Santé Charente-Maritime (17)

Charente-Maritime : une étude d’un an pour mieux connaître l’œdème pulmonaire d’immersion

Le Groupe hospitalier Littoral Atlantique lance, du 15 août au 15 juillet 2027, une recherche sur l’œdème pulmonaire d’immersion, une détresse respiratoire qui survient sans inhalation d’eau et touche parfois des personnes jeunes et sportives.

Charente-Maritime : une étude d’un an pour mieux connaître l’œdème pulmonaire d’immersion
©Illustration IA Awa Diallo / we-news.com

Le Groupe hospitalier Littoral Atlantique a annoncé le lancement d'une recherche clinique d'envergure visant à mieux comprendre l'œdème pulmonaire d'immersion (OPI), une pathologie respiratoire rare mais potentiellement grave qui survient lors ou après une immersion, sans inhalation d'eau. L'étude, d'une durée d'un an, se déroulera sur l'ensemble du littoral charentais-maritime, du 15 août jusqu'au 15 juillet 2027.

Un phénomène méconnu et souvent confondu

L'OPI se manifeste par une accumulation de liquide dans les poumons provoquant un essoufflement brusque, une toux ou une sensation d'oppression. Selon l'équipe hospitalière, ces symptômes peuvent atteindre des personnes jeunes et en bonne santé physique, y compris des sportifs.

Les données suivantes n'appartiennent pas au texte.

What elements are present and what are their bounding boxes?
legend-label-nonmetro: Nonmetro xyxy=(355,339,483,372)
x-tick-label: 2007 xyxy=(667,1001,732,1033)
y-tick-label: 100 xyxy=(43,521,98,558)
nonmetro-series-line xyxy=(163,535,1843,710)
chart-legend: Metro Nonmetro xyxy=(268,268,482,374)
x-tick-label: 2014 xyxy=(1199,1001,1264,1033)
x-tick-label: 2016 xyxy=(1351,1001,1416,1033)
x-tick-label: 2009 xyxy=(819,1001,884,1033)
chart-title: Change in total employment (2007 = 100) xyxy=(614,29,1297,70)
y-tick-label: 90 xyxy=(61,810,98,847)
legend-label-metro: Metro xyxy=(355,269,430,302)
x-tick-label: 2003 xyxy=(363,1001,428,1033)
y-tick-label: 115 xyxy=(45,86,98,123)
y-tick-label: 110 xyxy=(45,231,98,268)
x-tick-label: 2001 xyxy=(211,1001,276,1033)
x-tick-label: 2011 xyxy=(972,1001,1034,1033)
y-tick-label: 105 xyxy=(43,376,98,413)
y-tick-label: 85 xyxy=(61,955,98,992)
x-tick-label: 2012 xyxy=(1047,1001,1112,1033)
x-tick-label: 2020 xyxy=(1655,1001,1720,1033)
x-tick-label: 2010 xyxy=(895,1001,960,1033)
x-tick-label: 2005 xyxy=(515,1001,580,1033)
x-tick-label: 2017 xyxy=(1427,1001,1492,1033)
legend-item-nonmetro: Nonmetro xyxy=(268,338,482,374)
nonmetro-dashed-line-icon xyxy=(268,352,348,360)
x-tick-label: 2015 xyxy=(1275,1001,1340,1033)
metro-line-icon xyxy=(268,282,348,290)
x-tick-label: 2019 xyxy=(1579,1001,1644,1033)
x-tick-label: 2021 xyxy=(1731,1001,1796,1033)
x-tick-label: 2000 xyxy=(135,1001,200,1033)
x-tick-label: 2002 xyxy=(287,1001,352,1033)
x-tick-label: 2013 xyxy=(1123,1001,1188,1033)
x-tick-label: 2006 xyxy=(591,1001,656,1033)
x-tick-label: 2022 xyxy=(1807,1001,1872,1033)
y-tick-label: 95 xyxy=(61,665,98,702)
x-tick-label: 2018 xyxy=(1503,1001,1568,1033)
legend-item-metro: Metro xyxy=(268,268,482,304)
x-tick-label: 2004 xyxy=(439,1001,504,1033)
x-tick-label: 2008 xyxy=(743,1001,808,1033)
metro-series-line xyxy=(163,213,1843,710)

Le groupe hospitalier souligne que, contrairement à une idée reçue largement répandue, il est possible de présenter des signes respiratoires sévères sans avoir « avalé la tasse ».

« Contrairement aux idées reçues, il est possible de présenter des signes respiratoires sévères, voire des symptômes proches d'une insuffisance cardiaque, sans avoir ‘avalé la tasse’ »

Les médecins insistent sur la complexité du mécanisme physiopathologique : l'immersion modifie la circulation sanguine et les pressions cardiaques, ce qui peut provoquer un passage de liquide vers les alvéoles pulmonaires sans qu'il y ait inhalation d'eau.

Objectifs de la recherche

Le projet porté par une équipe d'urgentistes poursuit plusieurs objectifs :

  • mieux caractériser les facteurs de risque et les circonstances de survenue de l'OPI ;
  • améliorer les protocoles diagnostiques et thérapeutiques ;
  • former les acteurs du secours et des premiers soins sur le terrain ;
  • mener des actions d'information et de prévention auprès des pratiquants d'activités nautiques.

Au-delà des publications scientifiques attendues, les porteurs du projet espèrent une « mobilisation collective rare » autour de ce sujet afin de réduire la gravité des cas et de limiter les délais de prise en charge.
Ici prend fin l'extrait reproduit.